I help out with the first morning service at one of our local parishes and last Sunday as our minister Ed and I were greeting people, one of the regulars, Rod, talked with excitement about his fishing trip to CO this week. Ed told him to bring back a big one, or at least a good story. But Rod turned to him and said “Oh, no, Ed, I’m a catch and release man, always, catch and release. “There’s something theological in that” was Ed’s response. I agree, --there is some theology in that, some spirituality, if you will, and of course I would add, some sustainability. What I’d like to do is unpack this a little in my invocation and benediction, because I think this “catch and release” idea fits with how we do things at Millbrook and fits this particular moment in our life cycle. Schools by nature are transitory communities. For us, Admissions does the catching; the rest of us prepare and anticipate the release of each group of seniors. And this can be the hardest part of the process.
So I hope I’ll make it a little easier for all of us by engaging in a two-part thought experiment that ties together the theology, spirituality, and sustainability of the releasing, this moment of letting go.
Here is the first part. The second comes at the benediction..
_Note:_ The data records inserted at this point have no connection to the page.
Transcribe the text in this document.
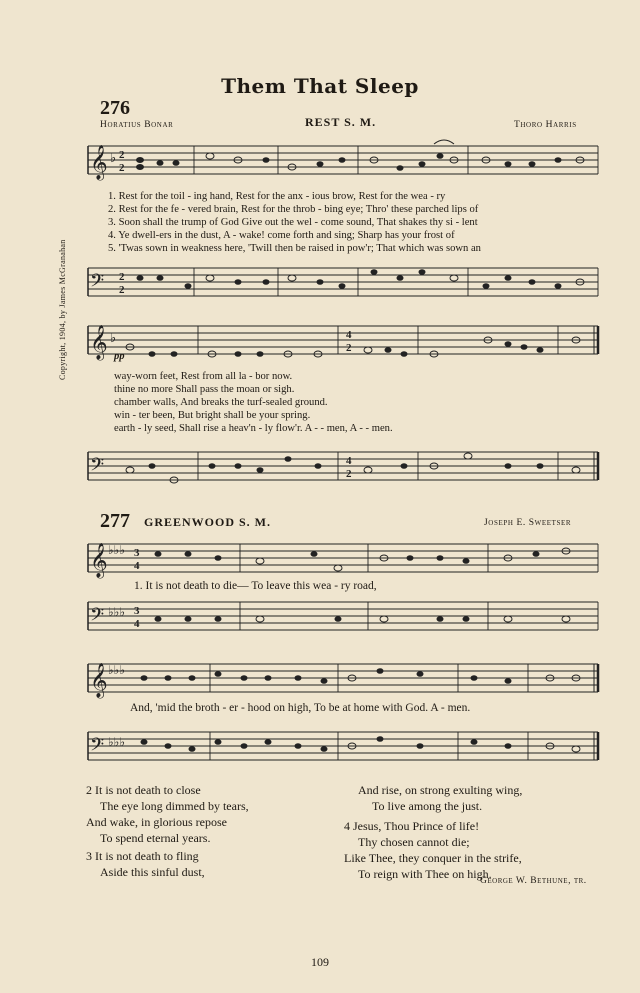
Them That Sleep
276
Horatius Bonar	REST S. M.	Thoro Harris
Copyright, 1904, by James McGranahan
𝄞 ♭ 2
2
1. Rest for the toil - ing hand, Rest for the anx - ious brow, Rest for the wea - ry
2. Rest for the fe - vered brain, Rest for the throb - bing eye; Thro' these parched lips of
3. Soon shall the trump of God Give out the wel - come sound, That shakes thy si - lent
4. Ye dwell-ers in the dust, A - wake! come forth and sing; Sharp has your frost of
5. 'Twas sown in weakness here, 'Twill then be raised in pow'r; That which was sown an
𝄢 2
2
𝄞 ♭	4
2
pp
way-worn feet, Rest from all la - bor now.
thine no more Shall pass the moan or sigh.
chamber walls, And breaks the turf-sealed ground.
win - ter been, But bright shall be your spring.
earth - ly seed, Shall rise a heav'n - ly flow'r. A - - men, A - - men.
𝄢	4
2
277 GREENWOOD S. M.	Joseph E. Sweetser
𝄞 ♭♭♭ 3
4
1. It is not death to die— To leave this wea - ry road,
𝄢 ♭♭♭ 3
4
𝄞 ♭♭♭
And, 'mid the broth - er - hood on high, To be at home with God. A - men.
𝄢 ♭♭♭
2 It is not death to close
The eye long dimmed by tears,
And wake, in glorious repose
To spend eternal years.
3 It is not death to fling
Aside this sinful dust,
And rise, on strong exulting wing,
To live among the just.
4 Jesus, Thou Prince of life!
Thy chosen cannot die;
Like Thee, they conquer in the strife,
To reign with Thee on high.
George W. Bethune, tr.
109
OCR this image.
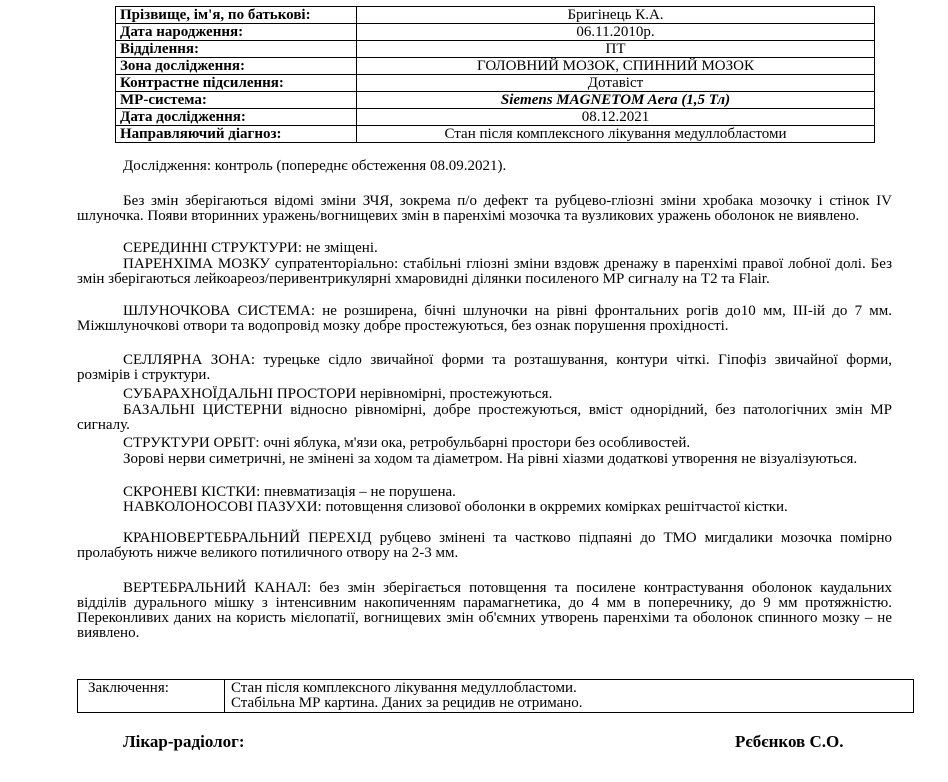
Прізвище, ім'я, по батькові:	Бригінець К.А.
Дата народження:	06.11.2010р.
Відділення:	ПТ
Зона дослідження:	ГОЛОВНИЙ МОЗОК, СПИННИЙ МОЗОК
Контрастне підсилення:	Дотавіст
МР-система:	Siemens MAGNETOM Aera (1,5 Тл)
Дата дослідження:	08.12.2021
Направляючий діагноз:	Стан після комплексного лікування медуллобластоми
Дослідження: контроль (попереднє обстеження 08.09.2021).
Без змін зберігаються відомі зміни ЗЧЯ, зокрема п/о дефект та рубцево-гліозні зміни хробака мозочку і стінок IV шлуночка. Появи вторинних уражень/вогнищевих змін в паренхімі мозочка та вузликових уражень оболонок не виявлено.
СЕРЕДИННІ СТРУКТУРИ: не зміщені.
ПАРЕНХІМА МОЗКУ супратенторіально: стабільні гліозні зміни вздовж дренажу в паренхімі правої лобної долі. Без змін зберігаються лейкоареоз/перивентрикулярні хмаровидні ділянки посиленого МР сигналу на T2 та Flair.
ШЛУНОЧКОВА СИСТЕМА: не розширена, бічні шлуночки на рівні фронтальних рогів до10 мм, ІІІ-ій до 7 мм. Міжшлуночкові отвори та водопровід мозку добре простежуються, без ознак порушення прохідності.
СЕЛЛЯРНА ЗОНА: турецьке сідло звичайної форми та розташування, контури чіткі. Гіпофіз звичайної форми, розмірів і структури.
СУБАРАХНОЇДАЛЬНІ ПРОСТОРИ нерівномірні, простежуються.
БАЗАЛЬНІ ЦИСТЕРНИ відносно рівномірні, добре простежуються, вміст однорідний, без патологічних змін МР сигналу.
СТРУКТУРИ ОРБІТ: очні яблука, м'язи ока, ретробульбарні простори без особливостей.
Зорові нерви симетричні, не змінені за ходом та діаметром. На рівні хіазми додаткові утворення не візуалізуються.
СКРОНЕВІ КІСТКИ: пневматизація – не порушена.
НАВКОЛОНОСОВІ ПАЗУХИ: потовщення слизової оболонки в окрремих комірках решітчастої кістки.
КРАНІОВЕРТЕБРАЛЬНИЙ ПЕРЕХІД рубцево змінені та частково підпаяні до ТМО мигдалики мозочка помірно пролабують нижче великого потиличного отвору на 2-3 мм.
ВЕРТЕБРАЛЬНИЙ КАНАЛ: без змін зберігається потовщення та посилене контрастування оболонок каудальних відділів дурального мішку з інтенсивним накопиченням парамагнетика, до 4 мм в поперечнику, до 9 мм протяжністю. Переконливих даних на користь мієлопатії, вогнищевих змін об'ємних утворень паренхіми та оболонок спинного мозку – не виявлено.
Заключення:	Стан після комплексного лікування медуллобластоми.
Стабільна МР картина. Даних за рецидив не отримано.
Лікар-радіолог:	Рєбєнков С.О.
In anticipation of release, I ask us be still and call upon the One who we each claim as our creator and the source of our knowing. Let your presence and blessings be with us as we pause and prepare ourselves to take in all of this, not to rush through this hour thinking about what will happen next, while not being in the present; so that this will live in our memories vividly. Fill our hearts and minds with a heightened awareness of each other’s presence, and seniors, of being in the company of those who know you best, who love and support you and who are so proud of who you have become. As we celebrate the many accomplishments of this class, most significantly that each of you has made it this far, we ask to be reminded that there is no greater strength known but the strength of love. Amen.